The new OSDL members, including Alcatel, Cisco, Nokia, and Toshiba, are looking to develop common software and hardware infrastructure platforms for telecommucations equipment servers.
In a larger context, the OSDL push and other similar initiatives to homogenize server system architectures will ultimately reduce costs, said Scott Richardson, general manager of Intel Corp.'s Intel Communications Group's Communication Platform Division in Beaverton, Oreg., which is also an OSDL member.
"We are looking to develop common-platform architectures, which can reduce [OEM server] costs by one third," Richardson said. "This will be achieved through multiple competitors delivering common software and hardware platform solutions as the server market moves away from the traditional proprietary, vertically-integrated model."
In the case of Nokia Networks, which sees close to $7.5 billion in wireless telecom equipment sales per year, the stakes are particularly high. "We have traditionally worked with Intel in this sector, but we think it is important to have an opportunity to work with multiple [IC] vendors, which a common platform makes possible," said Ari Virtanen, vice president, Nokia Networks.

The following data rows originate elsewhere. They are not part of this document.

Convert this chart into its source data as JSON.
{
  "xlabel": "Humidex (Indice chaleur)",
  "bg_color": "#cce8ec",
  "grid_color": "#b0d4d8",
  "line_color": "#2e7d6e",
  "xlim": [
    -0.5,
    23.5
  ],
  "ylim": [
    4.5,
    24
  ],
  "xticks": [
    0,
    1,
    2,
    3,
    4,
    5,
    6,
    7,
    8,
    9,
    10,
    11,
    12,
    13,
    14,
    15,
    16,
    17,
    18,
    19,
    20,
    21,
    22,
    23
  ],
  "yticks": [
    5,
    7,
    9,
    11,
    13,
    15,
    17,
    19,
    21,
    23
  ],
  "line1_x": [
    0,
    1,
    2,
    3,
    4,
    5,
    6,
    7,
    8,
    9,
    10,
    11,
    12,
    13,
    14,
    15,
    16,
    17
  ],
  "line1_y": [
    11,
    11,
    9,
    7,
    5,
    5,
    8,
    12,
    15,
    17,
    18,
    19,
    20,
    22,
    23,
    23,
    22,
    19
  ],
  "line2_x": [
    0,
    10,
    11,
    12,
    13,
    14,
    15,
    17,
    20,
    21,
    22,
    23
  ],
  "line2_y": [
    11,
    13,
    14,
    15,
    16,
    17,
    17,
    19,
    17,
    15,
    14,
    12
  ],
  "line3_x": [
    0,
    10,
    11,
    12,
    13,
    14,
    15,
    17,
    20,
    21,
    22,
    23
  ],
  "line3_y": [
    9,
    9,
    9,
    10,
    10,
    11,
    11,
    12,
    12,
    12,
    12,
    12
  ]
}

"Nokia expects that this industry initiative will promote an ecosystem of focused Linux enterprises," said Virtanen. "This will enable us to more proactively develop networked product-creation capacity by working more closely with such category leaders."
Indeed, the OSDL and other common platform initiatives is part of Intel's push to offer a modular approach in communications, Richardson said. "Ultimately, we are looking to develop a cross-platform, off-the-shelf modular approach for server applications and their overlap with data center and telecomm applications, he said.

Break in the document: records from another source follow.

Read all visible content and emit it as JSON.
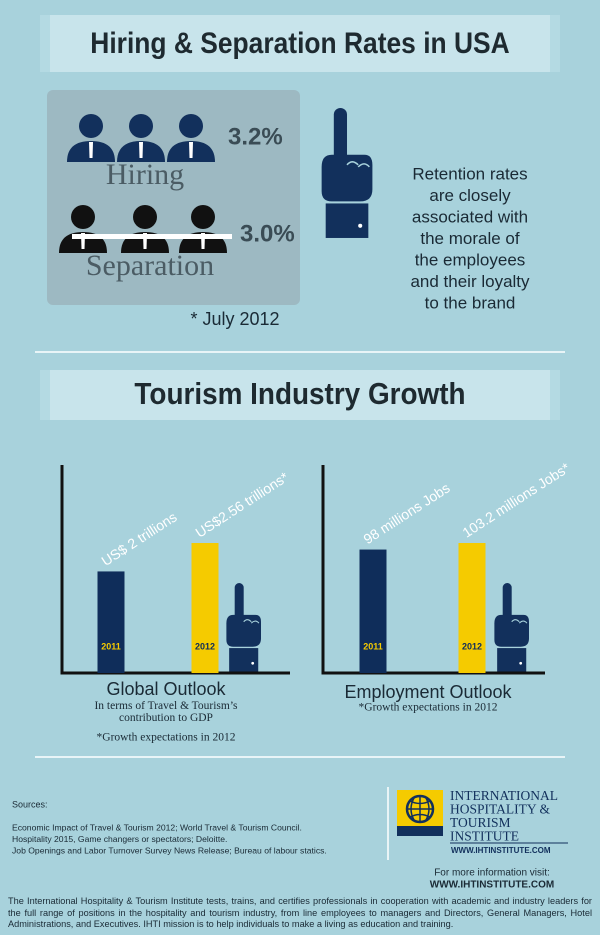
{
  "hiring": {
    "title": "Hiring & Separation Rates in USA",
    "hiring_rate": "3.2%",
    "hiring_label": "Hiring",
    "separation_rate": "3.0%",
    "separation_label": "Separation",
    "note": "* July 2012",
    "retention_lines": [
      "Retention rates",
      "are closely",
      "associated with",
      "the morale of",
      "the employees",
      "and their loyalty",
      "to the brand"
    ]
  },
  "growth": {
    "title": "Tourism Industry Growth"
  },
  "chart_data": [
    {
      "type": "bar",
      "title": "Global Outlook",
      "subtitle": "In terms of Travel & Tourism’s contribution to GDP",
      "note": "*Growth expectations in 2012",
      "categories": [
        "2011",
        "2012"
      ],
      "values": [
        2,
        2.56
      ],
      "value_labels": [
        "US$ 2 trillions",
        "US$2.56 trillions*"
      ],
      "colors": [
        "#0f2d5a",
        "#f5cb00"
      ]
    },
    {
      "type": "bar",
      "title": "Employment Outlook",
      "note": "*Growth expectations in 2012",
      "categories": [
        "2011",
        "2012"
      ],
      "values": [
        98,
        103.2
      ],
      "value_labels": [
        "98 millions Jobs",
        "103.2 millions Jobs*"
      ],
      "colors": [
        "#0f2d5a",
        "#f5cb00"
      ]
    }
  ],
  "sources": {
    "heading": "Sources:",
    "items": [
      "Economic Impact of Travel & Tourism 2012; World Travel & Tourism Council.",
      "Hospitality 2015, Game changers or spectators; Deloitte.",
      "Job Openings and Labor Turnover Survey News Release; Bureau of labour statics."
    ]
  },
  "institute": {
    "name_lines": [
      "INTERNATIONAL",
      "HOSPITALITY &",
      "TOURISM",
      "INSTITUTE"
    ],
    "url": "WWW.IHTINSTITUTE.COM",
    "more_info": "For more information visit:",
    "more_url": "WWW.IHTINSTITUTE.COM"
  },
  "footer": "The International Hospitality & Tourism Institute tests, trains, and certifies professionals in cooperation with academic and industry leaders for the full range of positions in the hospitality and tourism industry, from line employees to managers and Directors, General Managers, Hotel Administrations, and Executives. IHTI mission is to help individuals to make a living as education and training."
}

Applying commercial off-the-shelf software and hardware to carrier grade environments and enterprise data centers will offer OEMs more freedom, said Ross Mauri, president of OSDL, and vice president, eServer Development, IBM.
"Customers want choice when making technical decisions about evolving their infrastructure," Mauri said. "Customers will now have the choice of industry standards-based solutions as a welcome alternative to proprietary offerings."

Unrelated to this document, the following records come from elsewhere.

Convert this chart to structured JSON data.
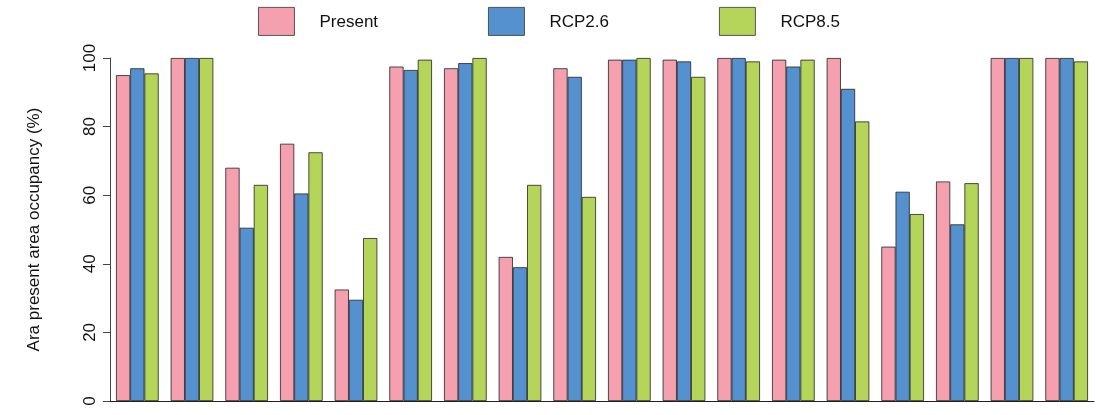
{
  "chart_data": {
    "type": "bar",
    "ylabel": "Ara present area occupancy (%)",
    "categories": [
      null,
      null,
      null,
      null,
      null,
      null,
      null,
      null,
      null,
      null,
      null,
      null,
      null,
      null,
      null,
      null,
      null,
      null
    ],
    "series": [
      {
        "name": "Present",
        "color": "#f4a0ae",
        "values": [
          95,
          100,
          68,
          75,
          32.5,
          97.5,
          97,
          42,
          97,
          99.5,
          99.5,
          100,
          99.5,
          100,
          45,
          64,
          100,
          100
        ]
      },
      {
        "name": "RCP2.6",
        "color": "#5591cf",
        "values": [
          97,
          100,
          50.5,
          60.5,
          29.5,
          96.5,
          98.5,
          39,
          94.5,
          99.5,
          99,
          100,
          97.5,
          91,
          61,
          51.5,
          100,
          100
        ]
      },
      {
        "name": "RCP8.5",
        "color": "#b5d55a",
        "values": [
          95.5,
          100,
          63,
          72.5,
          47.5,
          99.5,
          100,
          63,
          59.5,
          100,
          94.5,
          99,
          99.5,
          81.5,
          54.5,
          63.5,
          100,
          99
        ]
      }
    ],
    "ylim": [
      0,
      100
    ],
    "yticks": [
      0,
      20,
      40,
      60,
      80,
      100
    ],
    "grid": false,
    "legend": "top"
  }
}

The OSDL is an independent, vendor-neutral, non-profitorganization dedicated to enabling and guiding Linux and Linux-based development.
Headquartered outside Portland, Oregon, OSDL received $24 million in funding last year from its member companies that include, Caldera, Computer Associates, Covalent, Dell,
Fujitsu, Hewlett-Packard Company, Hitachi, Linuxcare, Miracle
Linux Corporation, Mitsubishi Electric, MontaVista Software, NEC
Corporation, Red Hat, SuSE, TurboLinux, and VA Software.